Implements the TPC-H benchmark for Postgres
- The benchmark requires TPC-H dbgen:
wget -q https://github.com/electrum/tpch-dbgen/archive/32f1c1b92d1664dba542e927d23d86ffa57aa253.zip -O tpch-dbgen.zip
unzip -q tpch-dbgen.zip && mv tpch-dbgen-32f1c1b92d1664dba542e927d23d86ffa57aa253 tpch-dbgen && rm tpch-dbgen.zip
- gcc
gcc --version
- python3
python3 --version
- python requirements
pip3 install -r requirements.txt
- some running instance of Postgres, e.g. if running locally, the following command should not fail
pg_config --version
- if you want to run the database locally, please find below the commands for Ubuntu 14.04
sudo apt-get install -y postgresql postgresql-contrib
sudo -u postgres createuser tpch
sudo -u postgres createdb tpchdb
sudo -u postgres psql << PSQL
ALTER USER tpch WITH ENCRYPTED PASSWORD '********';
GRANT ALL PRIVILEGES ON DATABASE tpchdb TO tpch;
\l
\q
PSQL
these can be adjusted for your OS easily.
In case you are using a remote PostgreSQL database, make sure your connection is working and you have a valid username and password.
$ psql -h <host> -p 5432 -d <database> -U <username> -W
Password for user tpch:
psql (9.3.23)
SSL connection (cipher: DHE-RSA-AES256-GCM-SHA384, bits: 256)
Type "help" for help.
tpchdb=> \q
Also make sure that you have full rights on the target database (GRANT ALL PRIVILEGES)
There is a single python file that implements all phases of the benchmark.
usage: tpch_pgsql.py [-h] [-H HOST] [-p PORT] [-U USERNAME] [-W [PASSWORD]]
[-d DBNAME] [-i DATA_DIR] [-q QUERY_ROOT] [-g DBGEN_DIR]

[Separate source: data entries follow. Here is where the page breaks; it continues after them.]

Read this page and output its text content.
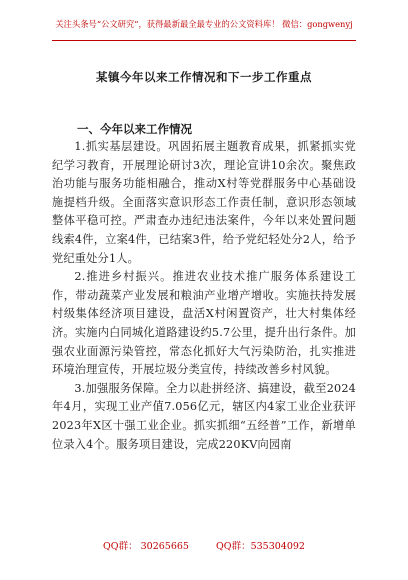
关注头条号“公文研究”，获得最新最全最专业的公文资料库！ 微信：gongwenyj
某镇今年以来工作情况和下一步工作重点
一、今年以来工作情况

1.抓实基层建设。巩固拓展主题教育成果，抓紧抓实党纪学习教育，开展理论研讨3次，理论宣讲10余次。聚焦政治功能与服务功能相融合，推动X村等党群服务中心基础设施提档升级。全面落实意识形态工作责任制，意识形态领域整体平稳可控。严肃查办违纪违法案件，今年以来处置问题线索4件，立案4件，已结案3件，给予党纪轻处分2人，给予党纪重处分1人。

2.推进乡村振兴。推进农业技术推广服务体系建设工作，带动蔬菜产业发展和粮油产业增产增收。实施扶持发展村级集体经济项目建设，盘活X村闲置资产，壮大村集体经济。实施内白同城化道路建设约5.7公里，提升出行条件。加强农业面源污染管控，常态化抓好大气污染防治，扎实推进环境治理宣传，开展垃圾分类宣传，持续改善乡村风貌。

3.加强服务保障。全力以赴拼经济、搞建设，截至2024年4月，实现工业产值7.056亿元，辖区内4家工业企业获评2023年X区十强工业企业。抓实抓细“五经普”工作，新增单位录入4个。服务项目建设，完成220KV向园南

QQ群： 30265665	QQ群：535304092
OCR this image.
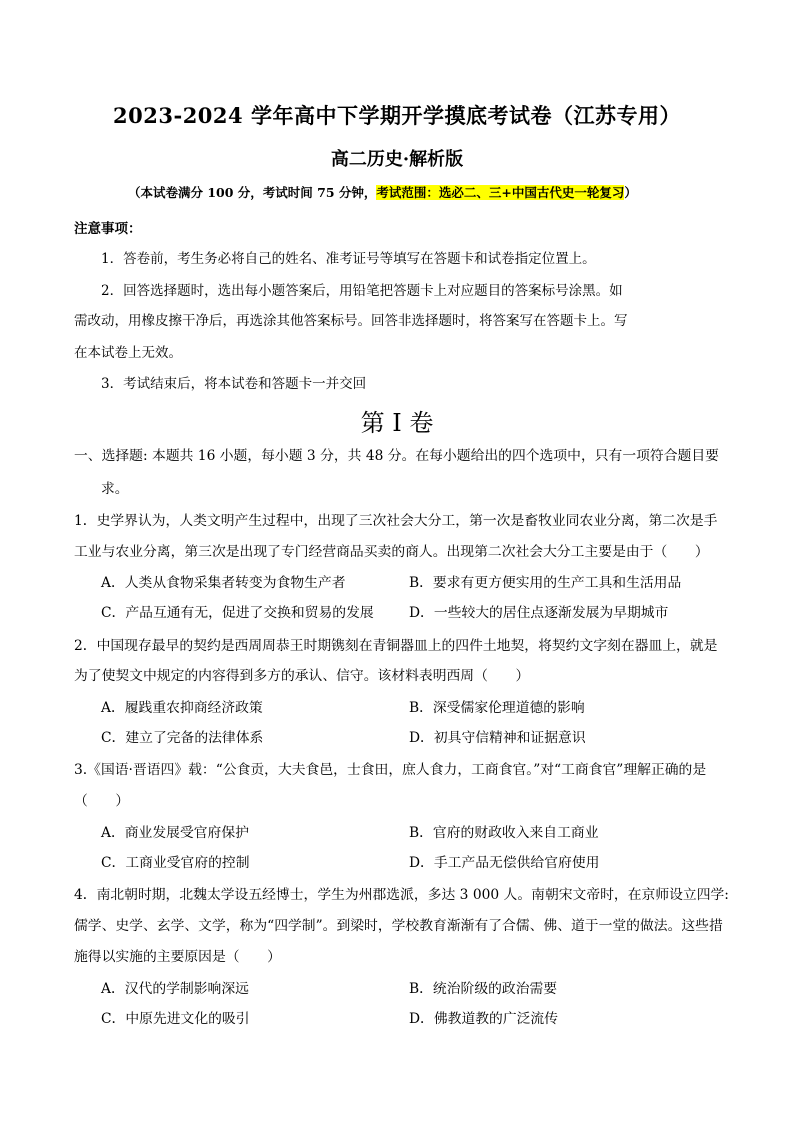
2023-2024 学年高中下学期开学摸底考试卷（江苏专用）
高二历史·解析版
（本试卷满分 100 分，考试时间 75 分钟，考试范围：选必二、三+中国古代史一轮复习）
注意事项：
1．答卷前，考生务必将自己的姓名、准考证号等填写在答题卡和试卷指定位置上。
2．回答选择题时，选出每小题答案后，用铅笔把答题卡上对应题目的答案标号涂黑。如
需改动，用橡皮擦干净后，再选涂其他答案标号。回答非选择题时，将答案写在答题卡上。写
在本试卷上无效。
3．考试结束后，将本试卷和答题卡一并交回
第 I 卷
一、选择题: 本题共 16 小题，每小题 3 分，共 48 分。在每小题给出的四个选项中，只有一项符合题目要
求。
1．史学界认为，人类文明产生过程中，出现了三次社会大分工，第一次是畜牧业同农业分离，第二次是手
工业与农业分离，第三次是出现了专门经营商品买卖的商人。出现第二次社会大分工主要是由于（　　）
A．人类从食物采集者转变为食物生产者	B．要求有更方便实用的生产工具和生活用品
C．产品互通有无，促进了交换和贸易的发展	D．一些较大的居住点逐渐发展为早期城市
2．中国现存最早的契约是西周周恭王时期镌刻在青铜器皿上的四件土地契，将契约文字刻在器皿上，就是
为了使契文中规定的内容得到多方的承认、信守。该材料表明西周（　　）
A．履践重农抑商经济政策	B．深受儒家伦理道德的影响
C．建立了完备的法律体系	D．初具守信精神和证据意识
3.《国语·晋语四》载：“公食贡，大夫食邑，士食田，庶人食力，工商食官。”对“工商食官”理解正确的是
（　　）
A．商业发展受官府保护	B．官府的财政收入来自工商业
C．工商业受官府的控制	D．手工产品无偿供给官府使用
4．南北朝时期，北魏太学设五经博士，学生为州郡选派，多达 3 000 人。南朝宋文帝时，在京师设立四学:
儒学、史学、玄学、文学，称为“四学制”。到梁时，学校教育渐渐有了合儒、佛、道于一堂的做法。这些措
施得以实施的主要原因是（　　）
A．汉代的学制影响深远	B．统治阶级的政治需要
C．中原先进文化的吸引	D．佛教道教的广泛流传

[-s SCALE] [-n NUM_STREAMS] [-b] [-r]
{prepare,load,query}
tpch_pgsql
positional arguments:
{prepare,load,query} Phase of TPC-H benchmark to run.
optional arguments:
-h, --help show this help message and exit
-H HOST, --host HOST Address of host on which PostgreSQL instance runs;
default is localhost
-p PORT, --port PORT Port on which PostgreSQL instance runs; default is
5432
-U USERNAME, --username USERNAME
User for the PostgreSQL instance; default is postgres
-W [PASSWORD], --password [PASSWORD]
Password for the PostgreSQL instance; default is
test123
-d DBNAME, --dbname DBNAME
Name of the database; default is tpch
-i DATA_DIR, --data-dir DATA_DIR
Directory for generated data; default is ./data
-q QUERY_ROOT, --query-root QUERY_ROOT
Directory for query files; default is ./query_root
-g DBGEN_DIR, --dbgen-dir DBGEN_DIR
Directory containing tpch dbgen source; default is
./tpch-dbgen
-s SCALE, --scale SCALE
Size of the data generated, scale factor; default is
1.0 = 1GB
-n NUM_STREAMS, --num-streams NUM_STREAMS
Number of streams to run the throughput test with;
default is 0, i.e. based on scale factor SF
-b, --verbose Print more information to standard output
-r, --read-only Do not execute refresh functions during the query
phase, which allows for running it repeatedly
-
prepare
The prepare phase builds TPC-H dbgen and querygen and creates the load and refresh (update/delete) files. -
load
The load phase cleans the database (if required), loads the tables into the database and creates indexes for querying. The results for this phase consist of the following metrics:- Schema creation time
- Data loading time
- Foreign key constraint and index creation time
-
query
The query phase is the actual performance test. Ir runs twice, with a reboot. Each run consists of two parts:- Power test: This consists of sequential execution of the refresh functions and the query streams. It reports back with the execution times for:
- refresh function 1
- query execution time for the 22 TPC-H queries
- refresh function 2
- Throughput test: This consists of parallel execution of the query streams and the pairs of refresh functions
- Power test: This consists of sequential execution of the refresh functions and the query streams. It reports back with the execution times for:
The complete process for executing TPC-H tests is illustrated in the following figure:
- Sometimes the data generation phase fails due to file permission issues. In such a scenario delete the data directory and all generated
.tbl
files inside yourtpch-dbgen
directory.
- For notes on how to the TPC-H benchmark works see the paper iceis2012.
- For the TPC-H benchmark specification see this document.